En avril l’an dernier, les autorités de Hong Kong ont arrêté 11 militants pro-démocrates pour «obstruction à la police» et  «rassemblement illégal». Ils protestaient contre le fait que la Chine obligeait les tribunaux de Hong Kong à disqualifier deux législateurs indépendants. Quelques mois plus tard, en août, un tribunal a condamné trois dirigeants étudiants pro-démocrates à des peines allant jusqu'à huit mois de prison. Le traitement de Hong Kong par Pékin a été critiqué par plusieurs organisations de défense des droits de l’homme.

«Le gouvernement chinois n'a cessé de réduire les libertés de Hong Kong et a redoublé d’ efforts  au cours des dernières années...De l'intimidation publique d'un universitaire pour son discours pacifique à l'exclusion de personnalités pro-démocrates de la fonction publique, il en ressort une offensive effrayante contre les droits fondamentaux à Hong Kong», a déclaré Sophie Richardson, directrice chinoise de Human Rights Watch, dans une déclaration à Radio Free Asia (RFA).

 

Les jeunes minorités ethniques estiment que leur participation aux mouvements pro-démocrates à Hong Kong a ouvert le débat sur l'égalité. (Image : maxlmn via Compfight cc)
Les jeunes minorités ethniques estiment que leur participation aux mouvements pro-démocrates à Hong Kong a ouvert le débat sur l'égalité. (Image : maxlmn via Compfight cc)
 

 

Hongkongais en colère

Malgré la répression contre les militants pour la démocratie, le peuple de Hong Kong n'a pas hésité à manifester son mécontentement à l'égard du gouvernement communiste chinois. Cette année, les Hongkongais sont descendus dans la rue pour la marche annuelle exigeant des réformes démocratiques et mettant fin à la répression politique de la Chine. Comme prévu, la police a sévèrement réprimé les manifestants.

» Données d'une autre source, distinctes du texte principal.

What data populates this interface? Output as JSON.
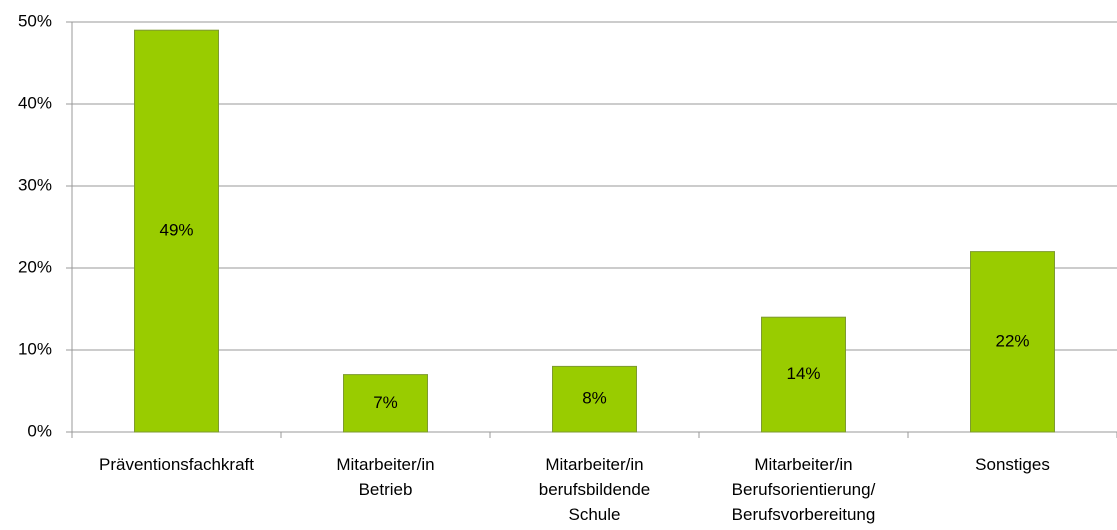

«Des milliers de personnes sont descendues dans la rue, bien plus que prévu. Les gens ici disent que c'est parce que cette année il y a une urgence particulière... Les gens ici disent qu'ils veulent se faire entendre au cas où la liberté d'expression se réduirait davantage dans l’année à venir», a dit la journaliste Divya Gopalan à Al-Jazeera.

Le contrôle croissant exercé par Pékin sur Hong Kong incite également de nombreux jeunes à envisager de s’expatrier. Une enquête menée par l'Université chinoise de Hong Kong a révélé qu'environ un tiers des personnes interrogées souhaitaient aller vivre ailleurs. Environ 16 p. 100 ont admis avoir commencé à s'y préparer. Dans le groupe d'âge des 18-30 ans, près de 51 % ont déclaré qu'ils comptaient quitter la ville.

«La demande populaire pour le suffrage universel n’a pas été honorée. Nous pensions que nous allions avoir un système de base qui respecterait le choix des citoyens grâce à des élections libres et équitables... Maintenant, cet espoir s'est progressivement effondré... Maintenant, que cet espoir s'est progressivement effondré... je pense que cela a laissé beaucoup de gens moroses et impuissants», a déclaré Andrew Shum, membre de l'ONG Hong Kong Civil Rights Observer, à Radio Free Asia (RFA).

La première destination d'émigration des Hongkongais était le Canada (19 %), suivi de près par l'Australie arrivant avec un pourcentage de 18 %. Près de 11 % des personnes interrogées souhaitaient émigrer à Taïwan.